Intentional or not, Wolfe has created a business that bears little resemblance to its peers. A product of its founder, its location and staff, it’s difficult not to notice the contrast between its can-do culture and identity with Silicon Valley brogrammers and alpha CEOs.
‘There’s no politics,’ adds Wolfe. ‘That stuff is called bullshit, and we don’t allow that. If I hear it start, I sit them down immediately, and I make them realise that this is their sports team. And if you don’t get along with your team you’re going to lose.’
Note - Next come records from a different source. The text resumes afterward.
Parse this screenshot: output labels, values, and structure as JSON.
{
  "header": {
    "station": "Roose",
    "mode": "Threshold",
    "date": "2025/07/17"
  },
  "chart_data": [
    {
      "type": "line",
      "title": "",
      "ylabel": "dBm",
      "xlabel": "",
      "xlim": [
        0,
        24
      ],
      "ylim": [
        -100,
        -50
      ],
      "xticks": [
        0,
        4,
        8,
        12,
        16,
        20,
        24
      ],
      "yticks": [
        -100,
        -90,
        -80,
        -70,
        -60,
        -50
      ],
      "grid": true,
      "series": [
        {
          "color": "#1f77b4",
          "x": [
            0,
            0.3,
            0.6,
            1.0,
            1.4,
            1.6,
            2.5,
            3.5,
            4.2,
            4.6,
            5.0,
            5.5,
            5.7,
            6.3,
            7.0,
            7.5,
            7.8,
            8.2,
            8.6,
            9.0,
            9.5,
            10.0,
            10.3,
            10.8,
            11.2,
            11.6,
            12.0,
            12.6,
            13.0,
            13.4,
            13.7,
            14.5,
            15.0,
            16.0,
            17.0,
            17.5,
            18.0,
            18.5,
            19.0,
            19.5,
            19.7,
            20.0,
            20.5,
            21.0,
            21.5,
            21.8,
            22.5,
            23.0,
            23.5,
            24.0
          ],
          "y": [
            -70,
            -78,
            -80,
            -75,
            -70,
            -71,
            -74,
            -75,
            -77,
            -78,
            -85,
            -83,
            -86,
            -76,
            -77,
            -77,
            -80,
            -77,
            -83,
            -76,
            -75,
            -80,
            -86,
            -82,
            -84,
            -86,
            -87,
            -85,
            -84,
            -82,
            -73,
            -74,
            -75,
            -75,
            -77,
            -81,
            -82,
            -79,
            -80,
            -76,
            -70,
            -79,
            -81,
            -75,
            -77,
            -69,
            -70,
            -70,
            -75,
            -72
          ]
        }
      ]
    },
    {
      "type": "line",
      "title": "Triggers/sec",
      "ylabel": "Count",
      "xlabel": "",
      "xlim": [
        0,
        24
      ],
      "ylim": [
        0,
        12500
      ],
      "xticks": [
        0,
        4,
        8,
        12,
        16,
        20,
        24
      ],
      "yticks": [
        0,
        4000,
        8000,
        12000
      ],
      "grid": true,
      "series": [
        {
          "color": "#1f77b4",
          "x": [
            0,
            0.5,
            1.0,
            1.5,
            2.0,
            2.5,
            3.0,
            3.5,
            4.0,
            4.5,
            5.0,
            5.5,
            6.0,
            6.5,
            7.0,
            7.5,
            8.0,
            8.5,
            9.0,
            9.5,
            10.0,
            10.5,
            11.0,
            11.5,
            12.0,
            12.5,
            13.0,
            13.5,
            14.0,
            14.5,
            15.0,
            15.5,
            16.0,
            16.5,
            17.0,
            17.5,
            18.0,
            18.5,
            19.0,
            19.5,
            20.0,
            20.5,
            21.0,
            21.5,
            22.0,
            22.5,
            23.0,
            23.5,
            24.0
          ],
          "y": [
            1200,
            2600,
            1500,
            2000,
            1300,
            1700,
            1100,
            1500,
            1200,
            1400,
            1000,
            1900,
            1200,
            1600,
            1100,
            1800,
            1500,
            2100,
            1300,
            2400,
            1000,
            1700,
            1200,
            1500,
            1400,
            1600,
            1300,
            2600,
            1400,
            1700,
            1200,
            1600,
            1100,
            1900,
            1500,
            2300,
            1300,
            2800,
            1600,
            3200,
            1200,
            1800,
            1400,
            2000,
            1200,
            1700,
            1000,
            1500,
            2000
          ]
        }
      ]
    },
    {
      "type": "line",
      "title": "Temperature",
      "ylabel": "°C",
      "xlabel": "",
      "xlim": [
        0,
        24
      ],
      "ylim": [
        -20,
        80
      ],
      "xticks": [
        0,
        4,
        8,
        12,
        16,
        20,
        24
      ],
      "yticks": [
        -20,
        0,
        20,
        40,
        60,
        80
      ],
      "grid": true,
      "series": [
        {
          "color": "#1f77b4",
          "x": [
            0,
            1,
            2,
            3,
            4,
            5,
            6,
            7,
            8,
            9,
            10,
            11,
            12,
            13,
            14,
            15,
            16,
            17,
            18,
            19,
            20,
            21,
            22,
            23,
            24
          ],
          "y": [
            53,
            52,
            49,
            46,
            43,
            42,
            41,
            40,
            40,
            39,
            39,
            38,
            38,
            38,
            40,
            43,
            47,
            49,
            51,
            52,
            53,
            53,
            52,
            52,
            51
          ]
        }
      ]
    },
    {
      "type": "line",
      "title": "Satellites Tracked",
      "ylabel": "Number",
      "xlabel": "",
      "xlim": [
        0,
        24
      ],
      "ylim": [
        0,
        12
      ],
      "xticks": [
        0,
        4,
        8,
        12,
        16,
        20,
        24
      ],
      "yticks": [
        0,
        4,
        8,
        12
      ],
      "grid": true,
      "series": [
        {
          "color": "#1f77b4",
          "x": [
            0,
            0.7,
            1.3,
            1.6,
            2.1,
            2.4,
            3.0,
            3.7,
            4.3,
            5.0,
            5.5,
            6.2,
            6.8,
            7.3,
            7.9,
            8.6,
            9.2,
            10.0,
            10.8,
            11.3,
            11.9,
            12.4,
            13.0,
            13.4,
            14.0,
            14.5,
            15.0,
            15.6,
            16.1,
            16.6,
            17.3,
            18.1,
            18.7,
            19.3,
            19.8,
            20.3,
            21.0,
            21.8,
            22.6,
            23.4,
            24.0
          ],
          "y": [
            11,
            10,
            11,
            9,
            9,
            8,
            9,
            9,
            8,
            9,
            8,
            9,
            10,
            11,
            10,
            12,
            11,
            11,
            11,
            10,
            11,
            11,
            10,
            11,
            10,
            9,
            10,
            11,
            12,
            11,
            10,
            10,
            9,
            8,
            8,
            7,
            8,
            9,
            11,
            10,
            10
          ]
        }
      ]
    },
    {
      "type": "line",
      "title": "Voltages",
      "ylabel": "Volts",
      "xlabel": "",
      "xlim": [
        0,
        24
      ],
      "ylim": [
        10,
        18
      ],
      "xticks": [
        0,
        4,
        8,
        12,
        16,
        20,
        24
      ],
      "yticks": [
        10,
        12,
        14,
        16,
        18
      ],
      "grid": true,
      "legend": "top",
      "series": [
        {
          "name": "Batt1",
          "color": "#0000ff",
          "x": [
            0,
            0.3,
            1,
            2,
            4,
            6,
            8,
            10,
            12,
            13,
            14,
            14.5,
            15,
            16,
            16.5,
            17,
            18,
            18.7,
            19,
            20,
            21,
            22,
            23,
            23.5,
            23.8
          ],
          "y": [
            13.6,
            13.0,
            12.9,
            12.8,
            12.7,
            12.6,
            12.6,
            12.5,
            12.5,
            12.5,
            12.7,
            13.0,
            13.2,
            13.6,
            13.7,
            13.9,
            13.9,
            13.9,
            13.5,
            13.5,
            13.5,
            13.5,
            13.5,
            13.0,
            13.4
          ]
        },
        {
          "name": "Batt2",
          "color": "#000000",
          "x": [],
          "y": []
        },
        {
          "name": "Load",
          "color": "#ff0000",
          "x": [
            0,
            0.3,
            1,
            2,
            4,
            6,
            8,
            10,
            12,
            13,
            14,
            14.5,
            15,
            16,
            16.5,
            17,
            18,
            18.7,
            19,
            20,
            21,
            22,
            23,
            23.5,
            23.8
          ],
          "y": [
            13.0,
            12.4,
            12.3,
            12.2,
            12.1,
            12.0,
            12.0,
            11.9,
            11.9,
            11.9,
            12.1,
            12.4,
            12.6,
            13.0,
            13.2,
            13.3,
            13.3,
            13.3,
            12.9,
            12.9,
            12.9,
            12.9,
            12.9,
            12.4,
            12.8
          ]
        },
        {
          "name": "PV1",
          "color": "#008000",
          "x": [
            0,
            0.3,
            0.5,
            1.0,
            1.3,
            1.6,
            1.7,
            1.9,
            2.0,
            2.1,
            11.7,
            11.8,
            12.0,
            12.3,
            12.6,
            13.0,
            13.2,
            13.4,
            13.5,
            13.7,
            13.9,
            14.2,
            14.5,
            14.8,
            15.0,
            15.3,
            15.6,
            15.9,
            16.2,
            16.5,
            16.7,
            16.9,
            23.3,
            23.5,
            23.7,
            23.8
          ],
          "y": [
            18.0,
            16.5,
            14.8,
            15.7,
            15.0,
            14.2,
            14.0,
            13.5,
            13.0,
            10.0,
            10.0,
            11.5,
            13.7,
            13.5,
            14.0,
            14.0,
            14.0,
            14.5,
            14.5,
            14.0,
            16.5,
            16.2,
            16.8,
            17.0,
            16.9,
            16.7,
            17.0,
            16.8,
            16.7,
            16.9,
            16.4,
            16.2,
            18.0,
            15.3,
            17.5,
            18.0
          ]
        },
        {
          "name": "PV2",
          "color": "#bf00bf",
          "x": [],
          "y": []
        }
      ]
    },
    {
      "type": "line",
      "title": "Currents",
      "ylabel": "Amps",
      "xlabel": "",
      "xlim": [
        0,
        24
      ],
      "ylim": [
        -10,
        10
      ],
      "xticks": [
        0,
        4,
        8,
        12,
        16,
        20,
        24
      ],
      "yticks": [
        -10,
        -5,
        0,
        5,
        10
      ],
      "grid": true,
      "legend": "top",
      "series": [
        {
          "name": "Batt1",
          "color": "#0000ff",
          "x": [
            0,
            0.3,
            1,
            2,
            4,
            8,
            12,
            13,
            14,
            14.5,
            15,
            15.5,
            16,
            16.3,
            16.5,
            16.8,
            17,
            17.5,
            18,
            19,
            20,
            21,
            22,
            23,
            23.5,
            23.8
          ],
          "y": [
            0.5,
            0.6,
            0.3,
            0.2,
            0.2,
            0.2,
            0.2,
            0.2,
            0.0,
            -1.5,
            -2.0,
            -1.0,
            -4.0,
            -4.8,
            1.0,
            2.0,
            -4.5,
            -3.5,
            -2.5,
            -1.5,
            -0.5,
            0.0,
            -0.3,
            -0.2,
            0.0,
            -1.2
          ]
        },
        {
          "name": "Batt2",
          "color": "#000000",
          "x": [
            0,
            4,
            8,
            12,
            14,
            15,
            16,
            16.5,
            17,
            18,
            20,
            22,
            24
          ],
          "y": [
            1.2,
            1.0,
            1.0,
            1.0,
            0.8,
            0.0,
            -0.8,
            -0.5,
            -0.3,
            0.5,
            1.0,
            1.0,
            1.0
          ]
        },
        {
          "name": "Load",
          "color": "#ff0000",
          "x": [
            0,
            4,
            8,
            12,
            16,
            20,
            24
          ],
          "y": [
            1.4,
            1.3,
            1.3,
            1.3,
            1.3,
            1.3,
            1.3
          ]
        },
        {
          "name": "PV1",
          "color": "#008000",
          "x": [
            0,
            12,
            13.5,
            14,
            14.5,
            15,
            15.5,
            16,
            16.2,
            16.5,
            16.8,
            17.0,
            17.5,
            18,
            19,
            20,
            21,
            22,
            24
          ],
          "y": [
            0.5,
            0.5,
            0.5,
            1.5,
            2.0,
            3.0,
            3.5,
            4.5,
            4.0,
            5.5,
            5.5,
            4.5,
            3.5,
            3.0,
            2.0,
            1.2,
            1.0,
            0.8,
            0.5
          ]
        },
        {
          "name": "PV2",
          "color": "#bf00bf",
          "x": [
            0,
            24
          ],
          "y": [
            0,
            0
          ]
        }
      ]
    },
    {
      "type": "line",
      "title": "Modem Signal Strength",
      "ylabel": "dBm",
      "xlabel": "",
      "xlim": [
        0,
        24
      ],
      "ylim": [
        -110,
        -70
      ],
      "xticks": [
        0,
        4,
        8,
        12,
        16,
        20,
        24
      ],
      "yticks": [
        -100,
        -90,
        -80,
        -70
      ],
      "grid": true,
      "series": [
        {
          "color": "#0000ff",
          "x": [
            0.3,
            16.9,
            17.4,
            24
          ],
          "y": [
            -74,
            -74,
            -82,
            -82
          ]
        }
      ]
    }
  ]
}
Her assuredness is impressive not just because she’s only 27, but because this is the first company she’s run. ‘Whitney is indefatigable, and she’s not afraid of anything,’ says her colleague Jennifer Stith, previously the Kardashians’ business director. ‘She encourages big thinking and autonomy from every member of the team.’
The fact that she is also a woman shouldn’t, in 2016, be cause for celebration. But it is noteworthy, especially given that at a recent networking event for high profile CEOs, Wolfe was told: ‘You’re going to have to work extra hard to prove yourself as a real business person and prove yourself as a good girl, given your industry and your past’.
Wolfe’s app may not be the start of a feminist revolution, but the company she has built might just well be.